Iran has proposed variations on the deal, and Foreign Minister Manouchehr Mottaki said Tuesday that a fuel agreement could be a chance to boost trust with the West.
Earlier this week, he said Iran wants direct talks about the deal with all the U.N. Security Council members, except one with which it would have indirect talks - a reference to the United States, which with Tehran has no relations.
The U.S. is lobbying heavily in the Security Council for sanctions against Iran over its nuclear program.
Earlier Wednesday, Iran's supreme leader denounced U.S. "nuclear threats" against the Islamic Republic, and its elite military force said it would stage war games in a waterway crucial for global oil supplies.
The Revolutionary Guards' exercises in the Gulf and the Strait of Hormuz this week take place at a time of rising tension between Iran and the West, which fears Tehran's nuclear program is aimed at developing bombs.
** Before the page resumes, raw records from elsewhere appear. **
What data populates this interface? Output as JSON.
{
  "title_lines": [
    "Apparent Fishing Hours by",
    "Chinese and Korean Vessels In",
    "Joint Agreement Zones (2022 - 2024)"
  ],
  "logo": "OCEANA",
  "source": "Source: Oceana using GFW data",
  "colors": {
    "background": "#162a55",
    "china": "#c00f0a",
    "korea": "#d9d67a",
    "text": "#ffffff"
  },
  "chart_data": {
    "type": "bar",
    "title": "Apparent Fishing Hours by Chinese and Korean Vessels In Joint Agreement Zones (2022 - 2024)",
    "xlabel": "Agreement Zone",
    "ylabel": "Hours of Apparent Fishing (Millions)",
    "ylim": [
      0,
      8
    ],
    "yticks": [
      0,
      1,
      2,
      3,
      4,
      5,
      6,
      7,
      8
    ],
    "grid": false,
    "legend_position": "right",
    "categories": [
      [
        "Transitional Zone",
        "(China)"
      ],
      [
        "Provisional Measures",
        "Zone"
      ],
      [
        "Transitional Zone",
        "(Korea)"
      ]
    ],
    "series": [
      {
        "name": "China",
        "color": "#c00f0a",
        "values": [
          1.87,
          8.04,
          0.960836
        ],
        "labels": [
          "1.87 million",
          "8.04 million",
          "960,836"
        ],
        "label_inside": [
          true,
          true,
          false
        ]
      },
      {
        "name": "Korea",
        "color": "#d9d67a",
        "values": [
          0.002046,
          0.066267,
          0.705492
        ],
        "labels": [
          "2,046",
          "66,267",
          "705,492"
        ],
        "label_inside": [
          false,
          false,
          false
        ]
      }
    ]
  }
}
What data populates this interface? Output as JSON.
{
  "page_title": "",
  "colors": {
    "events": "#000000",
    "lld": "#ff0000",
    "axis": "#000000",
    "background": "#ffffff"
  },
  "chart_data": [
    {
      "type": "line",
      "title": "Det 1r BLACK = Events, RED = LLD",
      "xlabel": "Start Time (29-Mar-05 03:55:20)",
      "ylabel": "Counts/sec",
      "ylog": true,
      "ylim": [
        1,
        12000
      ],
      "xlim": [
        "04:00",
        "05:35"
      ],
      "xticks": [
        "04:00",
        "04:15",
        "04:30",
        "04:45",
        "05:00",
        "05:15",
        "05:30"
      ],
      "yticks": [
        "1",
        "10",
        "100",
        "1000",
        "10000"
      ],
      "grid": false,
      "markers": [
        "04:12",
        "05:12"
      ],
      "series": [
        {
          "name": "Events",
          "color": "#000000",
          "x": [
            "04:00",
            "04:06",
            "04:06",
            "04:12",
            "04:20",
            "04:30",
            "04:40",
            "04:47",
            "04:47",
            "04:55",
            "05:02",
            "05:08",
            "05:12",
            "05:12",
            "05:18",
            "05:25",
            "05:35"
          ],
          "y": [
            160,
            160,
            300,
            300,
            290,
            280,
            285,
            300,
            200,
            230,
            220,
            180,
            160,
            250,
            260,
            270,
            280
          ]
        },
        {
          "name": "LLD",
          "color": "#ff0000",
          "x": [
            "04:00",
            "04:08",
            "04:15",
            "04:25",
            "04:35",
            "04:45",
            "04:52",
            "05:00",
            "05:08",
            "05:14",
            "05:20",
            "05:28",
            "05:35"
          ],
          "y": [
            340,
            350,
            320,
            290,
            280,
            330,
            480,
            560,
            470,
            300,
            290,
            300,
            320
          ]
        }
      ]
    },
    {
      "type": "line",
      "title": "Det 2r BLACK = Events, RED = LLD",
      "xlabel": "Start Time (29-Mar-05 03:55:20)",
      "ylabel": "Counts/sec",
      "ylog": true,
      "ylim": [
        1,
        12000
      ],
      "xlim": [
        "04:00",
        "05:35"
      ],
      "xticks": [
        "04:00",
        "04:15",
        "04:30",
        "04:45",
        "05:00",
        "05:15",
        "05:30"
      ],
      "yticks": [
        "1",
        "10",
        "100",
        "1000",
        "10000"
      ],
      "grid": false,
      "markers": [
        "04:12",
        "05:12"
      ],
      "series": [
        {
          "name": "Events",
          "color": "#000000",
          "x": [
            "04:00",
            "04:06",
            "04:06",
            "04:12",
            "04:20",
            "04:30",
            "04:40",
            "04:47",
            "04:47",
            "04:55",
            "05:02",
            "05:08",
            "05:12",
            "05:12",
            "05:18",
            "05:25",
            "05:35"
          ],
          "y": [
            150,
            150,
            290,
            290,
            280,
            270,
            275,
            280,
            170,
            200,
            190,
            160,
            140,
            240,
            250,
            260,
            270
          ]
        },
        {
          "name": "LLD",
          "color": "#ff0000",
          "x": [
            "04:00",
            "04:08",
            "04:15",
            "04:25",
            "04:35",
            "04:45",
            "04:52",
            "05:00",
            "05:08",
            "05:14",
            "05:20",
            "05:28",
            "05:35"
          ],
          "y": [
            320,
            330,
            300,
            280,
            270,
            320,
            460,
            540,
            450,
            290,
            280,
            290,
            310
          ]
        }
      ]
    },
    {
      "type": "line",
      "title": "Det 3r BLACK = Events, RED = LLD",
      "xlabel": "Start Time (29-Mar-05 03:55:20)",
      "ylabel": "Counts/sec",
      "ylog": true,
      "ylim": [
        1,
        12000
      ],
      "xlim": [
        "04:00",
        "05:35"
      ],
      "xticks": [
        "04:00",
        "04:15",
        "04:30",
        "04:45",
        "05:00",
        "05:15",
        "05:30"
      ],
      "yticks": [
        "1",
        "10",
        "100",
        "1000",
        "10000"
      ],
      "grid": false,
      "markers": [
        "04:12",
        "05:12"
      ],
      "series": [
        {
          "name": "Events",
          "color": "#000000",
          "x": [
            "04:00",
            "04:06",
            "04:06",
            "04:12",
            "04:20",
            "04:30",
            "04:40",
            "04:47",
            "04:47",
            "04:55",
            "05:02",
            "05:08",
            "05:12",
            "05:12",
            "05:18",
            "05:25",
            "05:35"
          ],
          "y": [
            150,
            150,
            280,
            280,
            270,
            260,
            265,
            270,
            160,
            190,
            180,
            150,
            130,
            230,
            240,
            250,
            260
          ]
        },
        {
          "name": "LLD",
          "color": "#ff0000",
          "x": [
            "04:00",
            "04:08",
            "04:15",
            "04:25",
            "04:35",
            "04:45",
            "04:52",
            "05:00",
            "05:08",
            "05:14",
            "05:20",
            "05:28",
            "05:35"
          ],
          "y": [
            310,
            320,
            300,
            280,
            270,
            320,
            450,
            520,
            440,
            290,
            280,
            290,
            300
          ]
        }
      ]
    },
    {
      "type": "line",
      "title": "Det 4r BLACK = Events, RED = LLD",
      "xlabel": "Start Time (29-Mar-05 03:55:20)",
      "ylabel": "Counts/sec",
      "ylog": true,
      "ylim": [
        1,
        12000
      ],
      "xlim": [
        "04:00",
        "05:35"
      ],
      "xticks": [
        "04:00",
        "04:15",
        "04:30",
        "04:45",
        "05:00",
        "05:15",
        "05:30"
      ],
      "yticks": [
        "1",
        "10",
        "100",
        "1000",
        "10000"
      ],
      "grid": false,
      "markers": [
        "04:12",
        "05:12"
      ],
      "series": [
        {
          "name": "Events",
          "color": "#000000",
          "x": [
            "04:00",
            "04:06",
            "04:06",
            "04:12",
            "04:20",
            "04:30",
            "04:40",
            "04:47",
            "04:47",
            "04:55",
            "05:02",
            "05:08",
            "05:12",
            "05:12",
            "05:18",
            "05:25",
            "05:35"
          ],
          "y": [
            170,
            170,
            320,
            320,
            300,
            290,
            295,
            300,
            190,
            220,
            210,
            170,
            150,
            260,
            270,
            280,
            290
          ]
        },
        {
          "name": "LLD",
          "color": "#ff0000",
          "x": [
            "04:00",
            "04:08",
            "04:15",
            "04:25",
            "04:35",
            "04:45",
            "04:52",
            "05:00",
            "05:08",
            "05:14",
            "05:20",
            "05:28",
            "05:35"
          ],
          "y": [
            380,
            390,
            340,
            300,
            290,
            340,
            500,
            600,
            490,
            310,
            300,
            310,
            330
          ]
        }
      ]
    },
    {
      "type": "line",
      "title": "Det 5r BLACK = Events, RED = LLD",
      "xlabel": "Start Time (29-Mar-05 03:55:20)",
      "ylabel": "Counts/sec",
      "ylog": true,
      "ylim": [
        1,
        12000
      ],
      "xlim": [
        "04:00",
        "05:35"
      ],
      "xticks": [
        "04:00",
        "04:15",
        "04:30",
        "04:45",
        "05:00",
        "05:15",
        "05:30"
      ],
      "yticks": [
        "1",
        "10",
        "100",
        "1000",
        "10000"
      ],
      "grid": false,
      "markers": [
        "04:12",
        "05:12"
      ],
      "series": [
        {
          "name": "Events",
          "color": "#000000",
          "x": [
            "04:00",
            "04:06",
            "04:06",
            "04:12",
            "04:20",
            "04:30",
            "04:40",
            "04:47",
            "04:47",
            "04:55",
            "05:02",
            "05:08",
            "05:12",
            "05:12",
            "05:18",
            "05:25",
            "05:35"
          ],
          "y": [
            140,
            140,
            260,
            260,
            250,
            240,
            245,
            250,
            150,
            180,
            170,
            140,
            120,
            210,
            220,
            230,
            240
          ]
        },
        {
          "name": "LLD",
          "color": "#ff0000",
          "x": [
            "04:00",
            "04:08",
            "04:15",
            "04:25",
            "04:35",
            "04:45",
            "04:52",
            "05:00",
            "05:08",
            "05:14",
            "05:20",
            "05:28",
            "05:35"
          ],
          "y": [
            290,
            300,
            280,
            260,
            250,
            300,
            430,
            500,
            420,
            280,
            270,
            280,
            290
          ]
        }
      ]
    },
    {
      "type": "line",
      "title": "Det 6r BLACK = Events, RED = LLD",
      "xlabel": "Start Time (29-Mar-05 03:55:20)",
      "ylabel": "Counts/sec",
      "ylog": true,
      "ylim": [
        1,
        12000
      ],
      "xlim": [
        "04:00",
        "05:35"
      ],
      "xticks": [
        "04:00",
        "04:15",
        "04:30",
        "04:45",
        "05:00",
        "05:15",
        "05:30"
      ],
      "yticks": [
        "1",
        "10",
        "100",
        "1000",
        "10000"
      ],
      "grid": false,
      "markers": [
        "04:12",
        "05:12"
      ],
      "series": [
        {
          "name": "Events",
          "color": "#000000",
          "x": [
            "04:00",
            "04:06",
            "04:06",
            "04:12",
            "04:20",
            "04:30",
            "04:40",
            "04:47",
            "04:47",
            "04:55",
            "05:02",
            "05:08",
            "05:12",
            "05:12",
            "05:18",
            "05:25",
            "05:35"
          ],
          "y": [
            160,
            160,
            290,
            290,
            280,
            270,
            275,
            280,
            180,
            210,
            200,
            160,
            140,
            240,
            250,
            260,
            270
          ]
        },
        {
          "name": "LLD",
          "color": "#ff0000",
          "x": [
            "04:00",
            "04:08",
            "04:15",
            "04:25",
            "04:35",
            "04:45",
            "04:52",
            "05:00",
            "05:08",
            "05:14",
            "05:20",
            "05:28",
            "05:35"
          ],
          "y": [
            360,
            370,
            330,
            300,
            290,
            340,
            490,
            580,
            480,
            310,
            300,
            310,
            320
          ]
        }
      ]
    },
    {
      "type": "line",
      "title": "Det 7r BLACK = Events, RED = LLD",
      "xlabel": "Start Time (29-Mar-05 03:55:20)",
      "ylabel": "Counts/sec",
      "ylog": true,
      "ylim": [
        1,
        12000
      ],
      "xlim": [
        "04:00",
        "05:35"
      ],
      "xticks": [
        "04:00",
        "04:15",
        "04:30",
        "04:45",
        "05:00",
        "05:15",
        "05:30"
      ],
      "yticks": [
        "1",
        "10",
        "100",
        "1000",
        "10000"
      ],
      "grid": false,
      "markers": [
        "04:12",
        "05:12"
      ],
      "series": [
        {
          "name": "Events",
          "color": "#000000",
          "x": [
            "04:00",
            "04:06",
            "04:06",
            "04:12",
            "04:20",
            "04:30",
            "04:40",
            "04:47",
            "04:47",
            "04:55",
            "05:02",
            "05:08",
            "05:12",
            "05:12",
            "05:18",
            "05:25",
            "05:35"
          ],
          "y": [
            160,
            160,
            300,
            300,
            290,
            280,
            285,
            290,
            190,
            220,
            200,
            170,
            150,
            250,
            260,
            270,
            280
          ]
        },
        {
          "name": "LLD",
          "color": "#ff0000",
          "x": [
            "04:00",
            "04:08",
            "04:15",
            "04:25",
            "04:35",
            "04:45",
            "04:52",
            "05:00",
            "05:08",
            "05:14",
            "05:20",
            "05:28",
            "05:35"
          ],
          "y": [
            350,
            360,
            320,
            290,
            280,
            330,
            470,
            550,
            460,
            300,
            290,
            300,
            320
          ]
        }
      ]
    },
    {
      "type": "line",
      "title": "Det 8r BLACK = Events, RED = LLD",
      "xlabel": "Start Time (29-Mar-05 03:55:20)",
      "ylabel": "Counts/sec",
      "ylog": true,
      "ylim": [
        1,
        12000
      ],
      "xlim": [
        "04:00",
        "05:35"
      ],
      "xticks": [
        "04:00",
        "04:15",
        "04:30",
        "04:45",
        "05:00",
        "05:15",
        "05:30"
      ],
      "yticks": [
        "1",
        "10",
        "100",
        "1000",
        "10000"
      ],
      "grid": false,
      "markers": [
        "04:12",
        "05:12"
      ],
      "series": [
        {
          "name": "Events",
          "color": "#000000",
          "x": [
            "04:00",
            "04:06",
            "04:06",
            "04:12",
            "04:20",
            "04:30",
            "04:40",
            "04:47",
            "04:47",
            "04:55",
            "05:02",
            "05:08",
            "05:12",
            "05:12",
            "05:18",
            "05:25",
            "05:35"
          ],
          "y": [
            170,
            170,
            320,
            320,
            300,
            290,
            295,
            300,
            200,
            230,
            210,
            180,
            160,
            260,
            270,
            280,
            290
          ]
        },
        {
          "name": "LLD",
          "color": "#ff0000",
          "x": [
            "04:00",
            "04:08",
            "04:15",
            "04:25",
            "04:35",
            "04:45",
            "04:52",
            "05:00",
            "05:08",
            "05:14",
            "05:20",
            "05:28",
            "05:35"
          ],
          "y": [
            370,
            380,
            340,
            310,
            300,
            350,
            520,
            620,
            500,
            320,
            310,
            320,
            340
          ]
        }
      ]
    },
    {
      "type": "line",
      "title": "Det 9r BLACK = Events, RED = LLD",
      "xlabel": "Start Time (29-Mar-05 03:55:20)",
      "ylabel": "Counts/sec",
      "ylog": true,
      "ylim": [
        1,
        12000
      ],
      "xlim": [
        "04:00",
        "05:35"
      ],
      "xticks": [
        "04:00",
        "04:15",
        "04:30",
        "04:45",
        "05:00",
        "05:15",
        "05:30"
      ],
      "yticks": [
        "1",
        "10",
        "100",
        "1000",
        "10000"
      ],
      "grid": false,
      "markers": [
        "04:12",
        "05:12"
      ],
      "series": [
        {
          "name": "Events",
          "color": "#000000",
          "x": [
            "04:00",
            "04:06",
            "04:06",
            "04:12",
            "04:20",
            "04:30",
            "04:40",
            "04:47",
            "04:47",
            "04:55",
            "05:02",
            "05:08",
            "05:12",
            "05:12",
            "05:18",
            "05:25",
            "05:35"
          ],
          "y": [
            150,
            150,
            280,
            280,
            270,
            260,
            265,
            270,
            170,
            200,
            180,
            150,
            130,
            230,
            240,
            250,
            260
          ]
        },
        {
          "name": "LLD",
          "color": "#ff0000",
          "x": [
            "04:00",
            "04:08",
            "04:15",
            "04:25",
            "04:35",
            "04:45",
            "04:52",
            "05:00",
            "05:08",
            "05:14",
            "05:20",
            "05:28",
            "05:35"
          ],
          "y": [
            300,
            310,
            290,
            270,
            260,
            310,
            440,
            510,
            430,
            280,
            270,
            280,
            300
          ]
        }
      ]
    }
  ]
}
Iran denies the charge.
Iran has also reacted angrily to what is sees as U.S. President Barack Obama's threat to attack it with nuclear arms.
Obama made clear this month that Iran and North Korea were excluded from new limits on the use of U.S. atomic weapons -something Tehran interpreted as a threat from a long-standing adversary.
"The international community should not let Obama get away with nuclear threats," Supreme Leader Ayatollah Ali Khamenei said on Wednesday.
"We will not allow America to renew its hellish dominance over Iran by using such threats," he told a gathering of Iranian nurses, the semi-official Fars News Agency reported. Iran was a close U.S. ally before its 1979 Islamic revolution.
Brigadier General Hossein Salami, also quoted by Fars, said three days of maneuvers would start on Thursday and would show the Guards' naval strength.
"Maintaining security in the Persian Gulf and the Strait of Hormuz, as the world's key economic and energy routes, is the main goal of the war games," he said. "This war game is not a threat for any friendly countries."
Naval, air and ground forces from the Guards would take part, Fars said. The Islamic Republic's armed forces often hold drills in an apparent bid to show their readiness to deter any military action by Israel or the United States, its arch foes.
Nicole Stracke, a researcher at the Gulf Research Center in Dubai, said that with the "current threat to Iran increasing" the Guards were showing their capability and strength.
"The Revolutionary Guard is sending a message that we are ready and able to counter the threat," Stracke said in an e-mail to Reuters. But she added the force regularly held such drills and they were unlikely to increase regional tension.
Washington is pushing for a fourth round of UN sanctions on Tehran over its refusal to halt sensitive nuclear activities as demanded by the U.N. Security Council, including moves against members of the Guards.
Israel, widely believed to have the Middle East's only atomic arsenal, has described Iran's nuclear program as a threat to its existence. Although it says it wants a diplomatic solution, Washington has also not ruled out military action.
Iran, a predominantly Shi'ite Muslim state, has said it would respond to any attack by targeting U.S. interests in the region and Israel, as well as closing the Strait of Hormuz. About 40 percent of the world's traded oil leaves the Gulf region through the strategic narrows.
Salami made no reference to this in his comments, stressing Iran's "efficient and constructive role" for Gulf security.
"Peace and friendship, security, tranquility and mutual trust are the messages of this war game for neighboring countries in the Persian Gulf region," the general added.
Sunni-led Arab countries in the Gulf are concerned about spreading Iranian influence in the region and also share Western fears about Tehran's nuclear ambitions.
Cliff Kupchan, a director of Euroasia Group, said in a note on Wednesday that he still believed that Israel was unlikely to strike Iran, but "the risk will grow as prospects for successful sanctions diminish". China and Russia, veto-wielding Security Council members, are reluctant to back tough sanctions on Iran.